This book has an introduction, a pretty short and limited bibliography and references and chapters are each a combination of theory and practical exercises.
The pace and style of writing is much like what you would expect from the self-help genre, dispensing practical wisdom, commonsense and what feels very like folksy truisms alongside ideas from cognitive behavioural therapy or rational emotive behaviour therapy. The text is broken up well using bullet points, dialogue boxes, sub-headings and sub-sections. It is an easy and rapid read if you are reading it and skipping the exercises.
If you are familiar with the happiness science research and self-help genre this is unlikely to prove a very ground breaking read. Its strength is really that it does provide a series of practical exercises to accompany each of its chapters.

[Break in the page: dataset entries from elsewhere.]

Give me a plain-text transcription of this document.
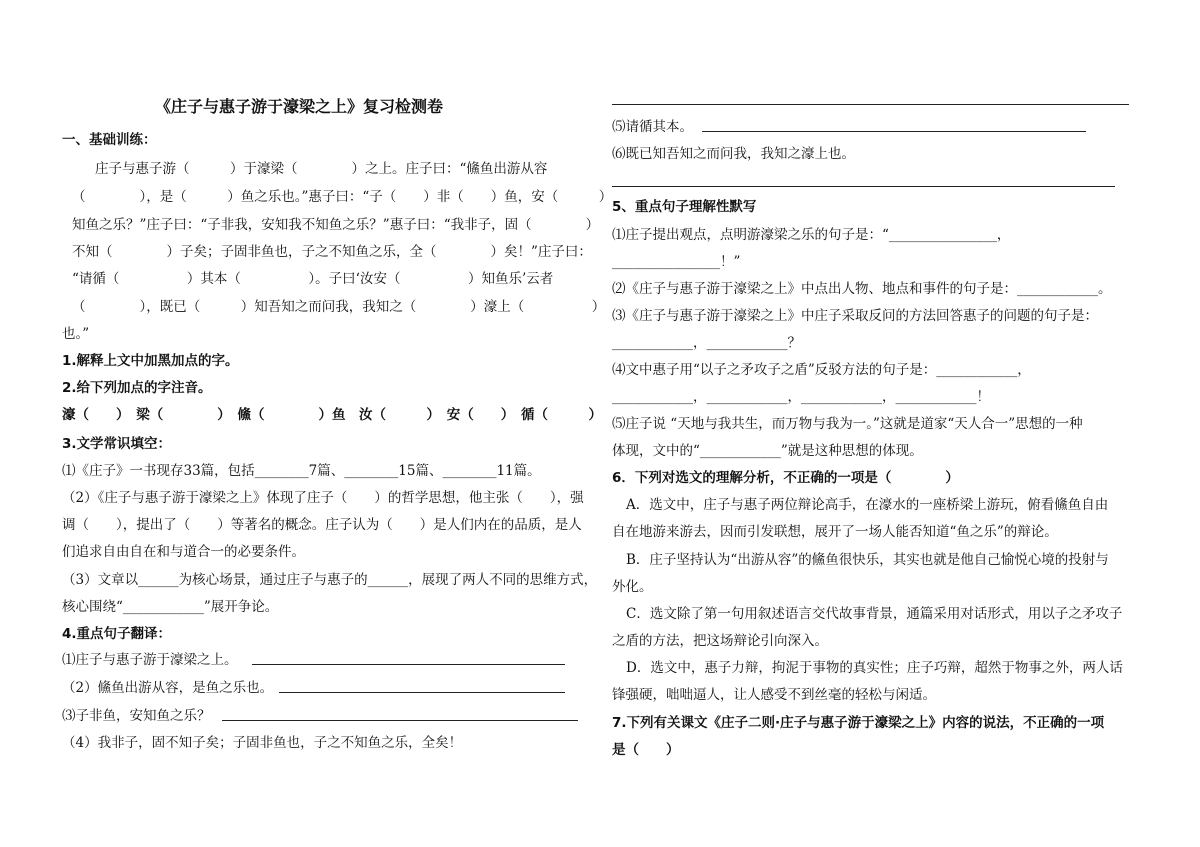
《庄子与惠子游于濠梁之上》复习检测卷
一、基础训练：
庄子与惠子游（　　　）于濠梁（　　　　）之上。庄子曰：“鯈鱼出游从容
（　　　　），是（　　　）鱼之乐也。”惠子曰：“子（　　）非（　　）鱼，安（　　　）
知鱼之乐？”庄子曰：“子非我，安知我不知鱼之乐？”惠子曰：“我非子，固（　　　　）
不知（　　　　）子矣；子固非鱼也，子之不知鱼之乐，全（　　　　）矣！”庄子曰：
“请循（　　　　　）其本（　　　　　）。子曰‘汝安（　　　　　）知鱼乐’云者
（　　　　），既已（　　　）知吾知之而问我，我知之（　　　　）濠上（　　　　　）
也。”
1.解释上文中加黑加点的字。
2.给下列加点的字注音。
濠（　　）　梁（　　　　）　鯈（　　　　）鱼　汝（　　　）　安（　　）　循（　　　）
3.文学常识填空：
⑴《庄子》一书现存33篇，包括________7篇、________15篇、________11篇。
（2）《庄子与惠子游于濠梁之上》体现了庄子（　　）的哲学思想，他主张（　　），强
调（　　），提出了（　　）等著名的概念。庄子认为（　　）是人们内在的品质，是人
们追求自由自在和与道合一的必要条件。
（3）文章以______为核心场景，通过庄子与惠子的______，展现了两人不同的思维方式，
核心围绕“____________”展开争论。
4.重点句子翻译：
⑴庄子与惠子游于濠梁之上。
（2）鯈鱼出游从容，是鱼之乐也。
⑶子非鱼，安知鱼之乐？
（4）我非子，固不知子矣；子固非鱼也，子之不知鱼之乐，全矣！
⑸请循其本。
⑹既已知吾知之而问我，我知之濠上也。
5、重点句子理解性默写
⑴庄子提出观点，点明游濠梁之乐的句子是：“________________，
________________！”
⑵《庄子与惠子游于濠梁之上》中点出人物、地点和事件的句子是：____________。
⑶《庄子与惠子游于濠梁之上》中庄子采取反问的方法回答惠子的问题的句子是：
____________，____________？
⑷文中惠子用“以子之矛攻子之盾”反驳方法的句子是：____________，
____________，____________，____________，____________！
⑸庄子说 “天地与我共生，而万物与我为一。”这就是道家“天人合一”思想的一种
体现，文中的“____________”就是这种思想的体现。
6．下列对选文的理解分析，不正确的一项是（　　　　）
A．选文中，庄子与惠子两位辩论高手，在濠水的一座桥梁上游玩，俯看鯈鱼自由
自在地游来游去，因而引发联想，展开了一场人能否知道“鱼之乐”的辩论。
B．庄子坚持认为“出游从容”的鯈鱼很快乐，其实也就是他自己愉悦心境的投射与
外化。
C．选文除了第一句用叙述语言交代故事背景，通篇采用对话形式，用以子之矛攻子
之盾的方法，把这场辩论引向深入。
D．选文中，惠子力辩，拘泥于事物的真实性；庄子巧辩，超然于物事之外，两人话
锋强硬，咄咄逼人，让人感受不到丝毫的轻松与闲适。
7.下列有关课文《庄子二则·庄子与惠子游于濠梁之上》内容的说法，不正确的一项
是（　　）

The practical exercises themselves are a variety of assessing and tracking tools, questions are presented to prompt thinking about self-awareness, relationships, what you want and need. The aim is to become more conscious of your thinking and experience the benefits which flow from greater self-awareness.
Other exercises are more about planning and tracking progress once goals are decided, such as the frequency with which exercise can be taken and what sorts of exercise to plan to remain motivated.
The book itself has sections lined and unlined or with example tables when the tools are more than a sample page from a "progress journal". It would be possible to photocopy these if you dont wish to deface the book or are using it as a guide to exercises that you may use with others or share.
I could not give this book more stars because I personally have read a lot of these sorts of books and believe I could devise some of the exercises myself. If you are a similar reader to myself you could find it the same, on the other hand it is understandable and accessible to anyone without any prior reading and understanding.